Piante e fiori, dove batte il cuore dei ricercatori?
Una recente indagine di UniTo e Cnr-Irsa rivela che alcune caratteristiche esteriori attirano di più l’attenzione degli studiosi. Le ricerche si concentrerebbero su fiori alti e colorati, trascurando specie meno appariscenti eppure importanti per l’ecosistema
Tutti invochiamo una scienza neutra, razionale, indifferente alle emozioni. Ma gli scienziati sono donne e uomini e come tali non sfuggono, anche nelle migliori intenzioni, ai processi della mente umana. Così può perfino accadere che nella scelta delle specie da indagare entrino in gioco fattori estetici. È quanto rivela uno studio condotto da giovani ricercatori del Cnr-Irsa e dell’Università Torino, in collaborazione con l’Università Federico II di Napoli, il Museo di scienze naturali di Berlino e la Curtin University in Australia.

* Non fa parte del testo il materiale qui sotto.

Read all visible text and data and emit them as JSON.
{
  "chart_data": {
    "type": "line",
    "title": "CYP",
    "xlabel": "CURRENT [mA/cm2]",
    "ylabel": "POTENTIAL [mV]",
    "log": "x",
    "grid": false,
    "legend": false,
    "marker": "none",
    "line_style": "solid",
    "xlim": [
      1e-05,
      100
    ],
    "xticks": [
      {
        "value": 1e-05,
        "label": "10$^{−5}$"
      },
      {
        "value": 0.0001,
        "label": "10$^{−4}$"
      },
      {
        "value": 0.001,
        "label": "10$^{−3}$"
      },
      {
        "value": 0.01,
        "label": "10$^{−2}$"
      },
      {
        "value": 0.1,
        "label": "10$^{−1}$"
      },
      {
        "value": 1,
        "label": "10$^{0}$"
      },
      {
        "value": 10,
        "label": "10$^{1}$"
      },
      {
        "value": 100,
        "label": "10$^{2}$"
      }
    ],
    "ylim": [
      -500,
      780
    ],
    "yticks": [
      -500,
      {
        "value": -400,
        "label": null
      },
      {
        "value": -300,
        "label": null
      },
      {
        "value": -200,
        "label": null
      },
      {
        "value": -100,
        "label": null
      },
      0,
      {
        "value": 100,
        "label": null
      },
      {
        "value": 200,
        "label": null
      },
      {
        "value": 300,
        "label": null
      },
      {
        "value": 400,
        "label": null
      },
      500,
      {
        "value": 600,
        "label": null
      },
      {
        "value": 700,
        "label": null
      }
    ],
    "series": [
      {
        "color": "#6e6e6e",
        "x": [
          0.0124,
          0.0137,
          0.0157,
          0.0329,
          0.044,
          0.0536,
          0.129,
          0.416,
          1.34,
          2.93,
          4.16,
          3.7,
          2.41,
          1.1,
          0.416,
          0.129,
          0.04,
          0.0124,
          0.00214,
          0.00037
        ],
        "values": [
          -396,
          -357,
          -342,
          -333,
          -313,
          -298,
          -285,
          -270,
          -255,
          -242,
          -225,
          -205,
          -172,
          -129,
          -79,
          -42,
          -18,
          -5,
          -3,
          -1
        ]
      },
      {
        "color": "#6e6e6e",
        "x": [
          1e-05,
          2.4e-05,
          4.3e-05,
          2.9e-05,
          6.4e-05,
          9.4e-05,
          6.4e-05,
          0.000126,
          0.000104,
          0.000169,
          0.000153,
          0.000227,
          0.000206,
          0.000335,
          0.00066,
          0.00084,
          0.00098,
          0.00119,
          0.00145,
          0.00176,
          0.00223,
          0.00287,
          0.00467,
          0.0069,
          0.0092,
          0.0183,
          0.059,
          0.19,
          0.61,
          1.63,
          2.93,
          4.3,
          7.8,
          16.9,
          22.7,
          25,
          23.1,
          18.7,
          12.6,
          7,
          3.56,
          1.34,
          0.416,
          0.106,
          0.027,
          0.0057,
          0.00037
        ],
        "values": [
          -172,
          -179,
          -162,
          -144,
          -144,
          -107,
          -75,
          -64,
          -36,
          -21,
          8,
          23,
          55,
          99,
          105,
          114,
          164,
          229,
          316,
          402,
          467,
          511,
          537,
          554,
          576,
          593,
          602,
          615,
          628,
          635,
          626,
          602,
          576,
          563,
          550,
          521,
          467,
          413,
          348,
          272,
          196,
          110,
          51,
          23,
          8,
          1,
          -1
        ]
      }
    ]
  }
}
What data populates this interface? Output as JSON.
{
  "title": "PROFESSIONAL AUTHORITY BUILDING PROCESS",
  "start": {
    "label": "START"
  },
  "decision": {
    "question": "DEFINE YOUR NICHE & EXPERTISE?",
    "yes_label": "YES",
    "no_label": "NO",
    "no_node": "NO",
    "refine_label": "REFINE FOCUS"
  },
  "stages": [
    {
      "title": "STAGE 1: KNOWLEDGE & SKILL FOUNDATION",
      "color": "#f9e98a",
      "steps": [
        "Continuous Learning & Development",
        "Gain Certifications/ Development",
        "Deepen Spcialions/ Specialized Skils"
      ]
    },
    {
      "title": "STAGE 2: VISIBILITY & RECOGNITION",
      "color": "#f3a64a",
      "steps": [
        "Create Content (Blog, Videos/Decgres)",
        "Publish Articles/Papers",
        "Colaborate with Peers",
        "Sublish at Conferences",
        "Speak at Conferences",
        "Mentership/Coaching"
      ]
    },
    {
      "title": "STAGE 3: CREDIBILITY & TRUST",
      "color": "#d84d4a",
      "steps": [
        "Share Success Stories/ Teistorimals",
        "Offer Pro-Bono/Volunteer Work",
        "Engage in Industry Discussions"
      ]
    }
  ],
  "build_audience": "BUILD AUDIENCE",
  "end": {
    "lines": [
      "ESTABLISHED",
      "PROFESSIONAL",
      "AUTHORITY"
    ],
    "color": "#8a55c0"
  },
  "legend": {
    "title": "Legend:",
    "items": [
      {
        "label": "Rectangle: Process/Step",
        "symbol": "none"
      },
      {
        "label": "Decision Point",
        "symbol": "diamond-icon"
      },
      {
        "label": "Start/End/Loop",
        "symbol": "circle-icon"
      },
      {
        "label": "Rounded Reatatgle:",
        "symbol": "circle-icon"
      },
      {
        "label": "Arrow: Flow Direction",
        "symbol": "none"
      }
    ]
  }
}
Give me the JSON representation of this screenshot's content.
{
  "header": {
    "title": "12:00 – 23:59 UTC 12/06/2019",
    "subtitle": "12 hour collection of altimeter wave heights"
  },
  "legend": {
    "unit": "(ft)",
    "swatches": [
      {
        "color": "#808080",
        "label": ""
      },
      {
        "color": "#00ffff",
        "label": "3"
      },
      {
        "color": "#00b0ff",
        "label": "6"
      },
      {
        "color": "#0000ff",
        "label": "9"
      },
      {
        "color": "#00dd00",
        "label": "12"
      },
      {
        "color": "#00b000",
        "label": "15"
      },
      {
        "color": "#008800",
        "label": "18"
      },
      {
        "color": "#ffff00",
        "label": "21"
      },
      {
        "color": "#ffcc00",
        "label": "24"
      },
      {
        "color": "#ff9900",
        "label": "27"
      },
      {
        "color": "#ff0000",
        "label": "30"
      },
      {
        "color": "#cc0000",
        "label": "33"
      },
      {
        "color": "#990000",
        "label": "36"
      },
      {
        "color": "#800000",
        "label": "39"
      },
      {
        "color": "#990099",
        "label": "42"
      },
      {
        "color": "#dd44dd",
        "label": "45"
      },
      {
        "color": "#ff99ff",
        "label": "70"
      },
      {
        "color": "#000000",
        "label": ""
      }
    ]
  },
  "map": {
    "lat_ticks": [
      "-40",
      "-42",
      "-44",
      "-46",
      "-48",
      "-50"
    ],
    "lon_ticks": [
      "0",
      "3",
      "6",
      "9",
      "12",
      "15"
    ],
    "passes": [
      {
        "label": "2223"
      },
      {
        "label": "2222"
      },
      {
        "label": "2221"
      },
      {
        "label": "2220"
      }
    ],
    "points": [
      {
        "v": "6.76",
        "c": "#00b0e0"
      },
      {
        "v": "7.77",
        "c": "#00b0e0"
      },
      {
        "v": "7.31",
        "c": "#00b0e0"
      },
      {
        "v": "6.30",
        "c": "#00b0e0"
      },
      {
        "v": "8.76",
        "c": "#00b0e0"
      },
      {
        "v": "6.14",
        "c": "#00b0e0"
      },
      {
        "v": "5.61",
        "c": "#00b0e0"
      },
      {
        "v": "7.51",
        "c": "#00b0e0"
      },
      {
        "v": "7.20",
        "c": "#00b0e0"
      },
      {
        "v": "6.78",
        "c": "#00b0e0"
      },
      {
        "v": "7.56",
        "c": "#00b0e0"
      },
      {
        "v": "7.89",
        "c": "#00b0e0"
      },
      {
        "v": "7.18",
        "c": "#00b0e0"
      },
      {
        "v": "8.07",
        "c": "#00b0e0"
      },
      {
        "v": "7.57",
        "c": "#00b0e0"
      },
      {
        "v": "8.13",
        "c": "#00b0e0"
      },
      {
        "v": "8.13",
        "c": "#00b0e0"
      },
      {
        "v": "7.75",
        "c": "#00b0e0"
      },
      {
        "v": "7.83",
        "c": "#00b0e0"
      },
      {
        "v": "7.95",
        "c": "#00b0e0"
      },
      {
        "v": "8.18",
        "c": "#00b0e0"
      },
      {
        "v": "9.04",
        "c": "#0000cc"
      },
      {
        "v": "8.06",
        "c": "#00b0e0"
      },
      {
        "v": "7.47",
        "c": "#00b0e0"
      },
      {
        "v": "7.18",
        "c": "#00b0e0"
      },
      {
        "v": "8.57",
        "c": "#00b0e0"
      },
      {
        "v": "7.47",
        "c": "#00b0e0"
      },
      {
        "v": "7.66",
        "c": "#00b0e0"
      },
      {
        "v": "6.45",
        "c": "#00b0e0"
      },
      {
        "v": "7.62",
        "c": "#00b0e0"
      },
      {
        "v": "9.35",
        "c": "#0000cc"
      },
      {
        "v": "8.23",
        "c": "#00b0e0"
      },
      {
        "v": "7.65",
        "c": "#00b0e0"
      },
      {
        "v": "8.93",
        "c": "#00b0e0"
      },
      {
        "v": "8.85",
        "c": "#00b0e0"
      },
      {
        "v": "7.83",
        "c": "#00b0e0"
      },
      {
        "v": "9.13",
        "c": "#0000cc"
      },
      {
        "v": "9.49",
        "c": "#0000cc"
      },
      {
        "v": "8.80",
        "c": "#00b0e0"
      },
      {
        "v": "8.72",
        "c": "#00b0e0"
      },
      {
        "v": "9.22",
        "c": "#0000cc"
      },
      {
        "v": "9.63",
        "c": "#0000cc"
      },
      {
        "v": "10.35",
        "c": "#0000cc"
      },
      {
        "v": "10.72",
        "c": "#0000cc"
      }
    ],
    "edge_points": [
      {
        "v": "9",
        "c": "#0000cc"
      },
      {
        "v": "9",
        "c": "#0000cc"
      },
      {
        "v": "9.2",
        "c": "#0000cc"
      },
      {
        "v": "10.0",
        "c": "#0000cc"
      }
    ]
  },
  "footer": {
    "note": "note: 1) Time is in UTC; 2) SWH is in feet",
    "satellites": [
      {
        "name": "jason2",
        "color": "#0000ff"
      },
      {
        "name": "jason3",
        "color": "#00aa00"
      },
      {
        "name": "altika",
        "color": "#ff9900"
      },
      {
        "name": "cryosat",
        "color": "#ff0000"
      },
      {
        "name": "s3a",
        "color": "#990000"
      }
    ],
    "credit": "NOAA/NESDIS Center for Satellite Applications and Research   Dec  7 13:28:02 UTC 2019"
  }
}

Il lavoro, presentato su Nature Plants, ha analizzato 113 specie delle Alpi sud-occidentali, menzionate in 280 pubblicazioni scientifiche negli ultimi 45 anni, e ha scoperto che gli scienziati “di campo” potrebbero essere influenzati da alcune caratteristiche morfologiche.
«Abbiamo osservato come le piante dai fiori blu sono molto più studiate rispetto a quelle con fiori scarsamente pigmentati», spiega Stefano Mammola del Cnr-Irsa. «Anche l’altezza dello stelo, che in un certo senso è la capacità di una pianta di svettare tra le altre e quindi "farsi notare" dall’osservatore, è un fattore di selezione importante. Al contrario, e forse paradossalmente, il rischio di estinzione delle specie e i loro tratti ecologici non influiscono sulla probabilità che una specie venga studiata».
Campanula barbata
Lì per lì la notizia potrebbe apparire semplicemente curiosa, a tratti addirittura bizzarra. Strappa finanche un sorriso l’idea che l’attenzione dei ricercatori sia condizionata da tratti esteriori. Tuttavia la questione è assai più complessa, come spiegano gli autori dello studio.
«Questo pregiudizio può avere impatti negativi in quanto può orientare gli sforzi di conservazione a favore delle piante più attraenti, indipendentemente dalla loro importanza ecologica per la salute dell’ecosistema generale», osserva Martino Adamo di UniTo, primo autore dello studio.
«Il nostro lavoro non vuole essere una critica alla ricerca svolta dei colleghi, ma piuttosto uno spunto di riflessione», concludono i ricercatori. «È importante riflettere sul nostro approccio alla conservazione e renderlo il più equo ed oggettivo possibile: anche un fiore marroncino contribuisce al corretto funzionamento dell’ecosistema, ed è quindi importante studiarlo e proteggerlo».